Publication: THE SUNDAY GAZETTE-MAIL
Published: 05/11/2003
Page: 1D
Headline: CAN THE CHEMICAL INDUSTRY MAKE A COMEBACK?
Byline: MARTYN CHASE


What's the future of the chemicals industry in the Kanawha Valley?


Is it doomed to continue its long-term downhill slide and eventually wither and die?


The prognosis isn't encouraging. Employment continues to fall year after year as additional facilities are cut back.


Most of the chemical plants in the Valley were designed and built for commodity chemical production. To be blunt, that's not where the action is these days for U.S. outfits. Commodity chemical producers are racing offshore to China and other low-cost locations as fast as they can.


While the recent Kanawha Valley Chemical Heritage Symposium highlighted past successes and an intriguing history, George E. Keller II was pondering highly pertinent questions about the industry's future.


Keller is vice president of NewCarbon LLC in Charleston and a former Union Carbide executive. He knows the chemicals business inside out. He retired in 1997 as senior corporate research fellow and manager of separations and process fundamentals at Union Carbide.


Keller succinctly surveyed the global chemicals landscape - and West Virginia's role in it - for the monthly update for Industries of the Future-West Virginia program. He noted that the chemical industry, like many others in manufacturing, is going through a period of "agonizing" change.

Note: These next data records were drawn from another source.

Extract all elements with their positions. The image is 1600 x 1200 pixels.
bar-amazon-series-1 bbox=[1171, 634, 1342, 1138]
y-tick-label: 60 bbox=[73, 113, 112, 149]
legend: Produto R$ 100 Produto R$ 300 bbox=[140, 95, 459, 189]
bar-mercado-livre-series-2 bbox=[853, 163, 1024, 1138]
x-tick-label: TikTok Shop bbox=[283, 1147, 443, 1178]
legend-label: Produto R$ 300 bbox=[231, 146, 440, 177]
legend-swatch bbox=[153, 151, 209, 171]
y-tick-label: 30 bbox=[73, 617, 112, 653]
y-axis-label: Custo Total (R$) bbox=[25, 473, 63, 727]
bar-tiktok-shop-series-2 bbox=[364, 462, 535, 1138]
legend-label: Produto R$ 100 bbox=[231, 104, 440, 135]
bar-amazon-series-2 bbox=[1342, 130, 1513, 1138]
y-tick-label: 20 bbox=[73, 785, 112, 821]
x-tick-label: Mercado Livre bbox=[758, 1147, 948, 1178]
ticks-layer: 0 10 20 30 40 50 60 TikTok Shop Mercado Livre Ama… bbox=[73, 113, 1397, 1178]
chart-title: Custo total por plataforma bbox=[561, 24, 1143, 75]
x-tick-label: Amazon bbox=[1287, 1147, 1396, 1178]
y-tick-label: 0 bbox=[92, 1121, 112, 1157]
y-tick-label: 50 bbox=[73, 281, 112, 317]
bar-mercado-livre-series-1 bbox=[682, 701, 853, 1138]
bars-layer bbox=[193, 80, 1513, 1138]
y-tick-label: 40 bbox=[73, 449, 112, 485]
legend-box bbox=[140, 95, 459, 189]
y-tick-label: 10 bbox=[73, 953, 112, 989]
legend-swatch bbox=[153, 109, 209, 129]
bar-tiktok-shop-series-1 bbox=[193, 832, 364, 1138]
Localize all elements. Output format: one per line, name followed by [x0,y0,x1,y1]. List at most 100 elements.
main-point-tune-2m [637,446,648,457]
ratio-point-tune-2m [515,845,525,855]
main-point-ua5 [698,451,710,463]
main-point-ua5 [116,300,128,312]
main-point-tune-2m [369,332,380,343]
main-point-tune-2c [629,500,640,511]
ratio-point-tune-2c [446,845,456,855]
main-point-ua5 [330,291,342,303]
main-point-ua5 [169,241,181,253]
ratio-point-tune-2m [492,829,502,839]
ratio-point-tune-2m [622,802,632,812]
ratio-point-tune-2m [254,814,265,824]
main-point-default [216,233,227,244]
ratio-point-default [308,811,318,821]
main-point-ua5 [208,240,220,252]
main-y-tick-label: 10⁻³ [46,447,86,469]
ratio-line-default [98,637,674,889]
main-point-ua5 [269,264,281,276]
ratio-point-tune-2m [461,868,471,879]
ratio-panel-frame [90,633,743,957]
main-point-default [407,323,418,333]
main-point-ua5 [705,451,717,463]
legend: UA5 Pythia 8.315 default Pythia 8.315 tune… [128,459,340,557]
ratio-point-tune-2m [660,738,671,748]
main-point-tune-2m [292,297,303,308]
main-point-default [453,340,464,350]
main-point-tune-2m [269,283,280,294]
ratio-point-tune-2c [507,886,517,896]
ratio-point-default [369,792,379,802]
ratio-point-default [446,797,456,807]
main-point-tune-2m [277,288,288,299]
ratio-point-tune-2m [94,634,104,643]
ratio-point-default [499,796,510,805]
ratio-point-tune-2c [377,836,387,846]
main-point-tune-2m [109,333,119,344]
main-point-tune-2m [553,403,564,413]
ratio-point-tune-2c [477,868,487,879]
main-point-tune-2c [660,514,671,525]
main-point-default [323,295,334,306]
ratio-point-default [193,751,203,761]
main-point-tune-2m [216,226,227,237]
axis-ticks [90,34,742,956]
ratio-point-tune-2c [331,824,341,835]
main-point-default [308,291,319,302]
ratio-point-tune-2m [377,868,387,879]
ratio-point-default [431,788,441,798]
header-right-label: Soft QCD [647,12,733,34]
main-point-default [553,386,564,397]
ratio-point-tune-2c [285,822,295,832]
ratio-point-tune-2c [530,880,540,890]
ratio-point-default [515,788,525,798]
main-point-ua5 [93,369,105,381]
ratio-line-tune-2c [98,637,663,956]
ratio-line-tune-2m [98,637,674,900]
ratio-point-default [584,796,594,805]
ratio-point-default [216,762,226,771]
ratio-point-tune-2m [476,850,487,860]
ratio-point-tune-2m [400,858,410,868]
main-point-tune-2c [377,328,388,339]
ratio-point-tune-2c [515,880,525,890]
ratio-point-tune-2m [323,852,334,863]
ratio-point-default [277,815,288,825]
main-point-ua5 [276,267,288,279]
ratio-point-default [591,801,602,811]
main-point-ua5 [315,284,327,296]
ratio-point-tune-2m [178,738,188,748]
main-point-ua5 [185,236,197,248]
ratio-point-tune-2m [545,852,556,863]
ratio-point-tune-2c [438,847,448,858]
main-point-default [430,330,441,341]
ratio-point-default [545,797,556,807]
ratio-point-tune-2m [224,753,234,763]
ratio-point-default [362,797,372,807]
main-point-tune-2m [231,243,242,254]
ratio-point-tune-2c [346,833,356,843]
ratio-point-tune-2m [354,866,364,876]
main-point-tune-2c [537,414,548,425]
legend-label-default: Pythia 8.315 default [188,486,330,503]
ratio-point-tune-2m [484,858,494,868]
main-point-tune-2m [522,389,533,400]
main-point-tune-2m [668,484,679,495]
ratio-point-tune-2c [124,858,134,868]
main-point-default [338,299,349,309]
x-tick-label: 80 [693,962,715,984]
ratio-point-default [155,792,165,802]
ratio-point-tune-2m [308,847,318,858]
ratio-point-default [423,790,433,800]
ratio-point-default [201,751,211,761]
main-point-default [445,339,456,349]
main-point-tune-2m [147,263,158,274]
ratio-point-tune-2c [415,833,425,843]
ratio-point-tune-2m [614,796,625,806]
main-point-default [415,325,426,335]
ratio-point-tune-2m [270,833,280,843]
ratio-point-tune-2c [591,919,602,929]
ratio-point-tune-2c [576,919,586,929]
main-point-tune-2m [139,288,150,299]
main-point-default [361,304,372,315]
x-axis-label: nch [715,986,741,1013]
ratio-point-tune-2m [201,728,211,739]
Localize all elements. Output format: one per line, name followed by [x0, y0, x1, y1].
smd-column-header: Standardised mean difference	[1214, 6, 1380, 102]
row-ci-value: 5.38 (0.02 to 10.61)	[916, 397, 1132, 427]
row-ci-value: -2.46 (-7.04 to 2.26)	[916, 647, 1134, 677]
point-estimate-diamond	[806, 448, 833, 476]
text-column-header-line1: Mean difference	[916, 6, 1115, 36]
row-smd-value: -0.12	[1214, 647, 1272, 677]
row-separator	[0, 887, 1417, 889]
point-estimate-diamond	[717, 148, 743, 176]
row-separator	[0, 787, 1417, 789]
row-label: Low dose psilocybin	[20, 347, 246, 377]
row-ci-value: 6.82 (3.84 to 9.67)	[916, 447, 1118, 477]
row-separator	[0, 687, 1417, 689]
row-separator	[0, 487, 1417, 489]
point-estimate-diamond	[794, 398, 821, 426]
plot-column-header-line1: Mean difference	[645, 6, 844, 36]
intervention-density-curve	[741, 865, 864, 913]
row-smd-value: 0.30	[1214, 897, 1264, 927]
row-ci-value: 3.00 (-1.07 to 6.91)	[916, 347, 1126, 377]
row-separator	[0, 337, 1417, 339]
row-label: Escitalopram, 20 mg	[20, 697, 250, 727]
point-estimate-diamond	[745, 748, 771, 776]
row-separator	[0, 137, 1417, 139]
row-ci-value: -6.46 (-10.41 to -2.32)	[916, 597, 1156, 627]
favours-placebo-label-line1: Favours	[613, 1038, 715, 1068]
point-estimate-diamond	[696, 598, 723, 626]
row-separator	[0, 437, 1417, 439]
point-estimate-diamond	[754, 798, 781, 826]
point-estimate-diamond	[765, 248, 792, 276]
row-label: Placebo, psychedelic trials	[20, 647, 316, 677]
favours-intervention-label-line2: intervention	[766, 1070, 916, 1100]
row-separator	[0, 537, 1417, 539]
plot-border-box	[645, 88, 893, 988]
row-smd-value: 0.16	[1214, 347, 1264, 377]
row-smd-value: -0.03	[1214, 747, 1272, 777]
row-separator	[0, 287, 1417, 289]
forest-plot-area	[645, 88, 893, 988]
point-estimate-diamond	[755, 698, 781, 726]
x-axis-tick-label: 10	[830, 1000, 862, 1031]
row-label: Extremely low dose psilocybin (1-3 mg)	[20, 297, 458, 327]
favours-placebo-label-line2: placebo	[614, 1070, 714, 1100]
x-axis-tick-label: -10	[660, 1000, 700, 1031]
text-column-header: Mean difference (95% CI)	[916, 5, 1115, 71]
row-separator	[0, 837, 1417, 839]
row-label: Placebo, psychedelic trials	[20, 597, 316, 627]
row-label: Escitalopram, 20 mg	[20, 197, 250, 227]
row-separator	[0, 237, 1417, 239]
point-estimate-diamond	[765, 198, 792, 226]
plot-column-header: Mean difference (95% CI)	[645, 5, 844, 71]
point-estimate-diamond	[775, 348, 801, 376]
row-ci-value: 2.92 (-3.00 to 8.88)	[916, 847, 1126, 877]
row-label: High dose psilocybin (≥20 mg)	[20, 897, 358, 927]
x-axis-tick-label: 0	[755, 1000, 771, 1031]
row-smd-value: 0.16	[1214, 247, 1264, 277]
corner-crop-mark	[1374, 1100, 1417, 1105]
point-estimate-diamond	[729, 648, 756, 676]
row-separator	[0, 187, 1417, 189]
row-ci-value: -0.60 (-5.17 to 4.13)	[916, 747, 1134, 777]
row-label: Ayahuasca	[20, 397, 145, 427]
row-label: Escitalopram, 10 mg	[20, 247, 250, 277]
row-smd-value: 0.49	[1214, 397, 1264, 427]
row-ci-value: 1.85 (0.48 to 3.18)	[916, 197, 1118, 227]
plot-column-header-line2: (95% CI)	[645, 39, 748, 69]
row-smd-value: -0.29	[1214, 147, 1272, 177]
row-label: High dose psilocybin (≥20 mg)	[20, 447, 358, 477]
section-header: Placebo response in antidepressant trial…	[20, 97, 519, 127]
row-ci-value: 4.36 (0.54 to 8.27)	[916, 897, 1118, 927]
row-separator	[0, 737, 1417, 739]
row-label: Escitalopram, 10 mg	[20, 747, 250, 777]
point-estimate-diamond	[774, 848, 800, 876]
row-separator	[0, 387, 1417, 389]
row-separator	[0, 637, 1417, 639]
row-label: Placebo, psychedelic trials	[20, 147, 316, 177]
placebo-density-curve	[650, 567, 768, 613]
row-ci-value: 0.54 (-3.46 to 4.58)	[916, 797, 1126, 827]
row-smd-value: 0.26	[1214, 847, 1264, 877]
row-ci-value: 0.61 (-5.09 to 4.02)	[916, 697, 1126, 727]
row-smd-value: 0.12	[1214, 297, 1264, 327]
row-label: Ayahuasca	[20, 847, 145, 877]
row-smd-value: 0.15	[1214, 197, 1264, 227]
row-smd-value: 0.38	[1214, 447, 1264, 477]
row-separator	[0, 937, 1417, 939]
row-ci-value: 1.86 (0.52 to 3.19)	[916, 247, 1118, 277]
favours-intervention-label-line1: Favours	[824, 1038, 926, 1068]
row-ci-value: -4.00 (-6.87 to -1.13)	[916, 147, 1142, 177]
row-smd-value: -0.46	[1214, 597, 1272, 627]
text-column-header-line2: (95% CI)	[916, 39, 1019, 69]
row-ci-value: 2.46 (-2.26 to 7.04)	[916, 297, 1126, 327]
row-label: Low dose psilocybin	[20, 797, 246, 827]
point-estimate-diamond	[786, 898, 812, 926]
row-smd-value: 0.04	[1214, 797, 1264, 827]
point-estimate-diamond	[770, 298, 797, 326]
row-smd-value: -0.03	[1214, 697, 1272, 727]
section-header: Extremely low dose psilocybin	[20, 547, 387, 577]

From the 1930s through the 1970s, plants producing ethylene and propylene, the key petrochemical building blocks, were constructed at a rapid rate in the United States. Since then, virtually no new plants have been built in the U.S.


Instead, massive olefin and olefin-derivatives plants have been built in Saudi Arabia, Kuwait, Malaysia and elsewhere in the Middle East and Far East.


"The primary lure is cheap oil and gas, because raw material costs are typically the single largest contributor to the cost of producing commodity chemicals," Keller noted. Other factors favoring offshore production include less stringent environmental regulations, lower labor costs and lower tax rates.


Is there anything we can do to reverse the significant cost advantages other nations have over us? Keller asked. "It's not likely."


So what can be done? One obvious but tough choice: "Incorporate advanced technologies and switch to producing specialty chemicals where raw material costs are far less important," he wrote.


This trend already is well underway. But where does that leave chemical plants in West Virginia, most of which were built for commodity production?


Are we doomed to watch these continue to be shut down and demolished?


The plants in the Kanawha Valley have a number of things working in their favor, Keller said. These include power, steam, cooling water, wastewater treatment facilities, laboratories, infrastructure - and most of all, land. There's an abundance of flat land that makes them "extremely valuable sites for new production facilities," he noted.


So how do you match up old plants with new products?


The first step is to inventory everything these sites already have, Keller suggested, including infrastructure, equipment and human talent. Next, and more difficult: Decide what to put into these sites.


After that, a series of other questions need to be addressed. These include: Will the owners be willing to tackle the job of reworking their plants, or are they interested in leasing to others who would be interested in making new products? What incentives and programs are available to assist in restructuring these companies? How can area universities help? What federal, state or private resources are available?


"It's a daunting task, but if we wish to stop the continuing downward slide of chemical plants in the state, we need answers and actions - ASAP," Keller concluded.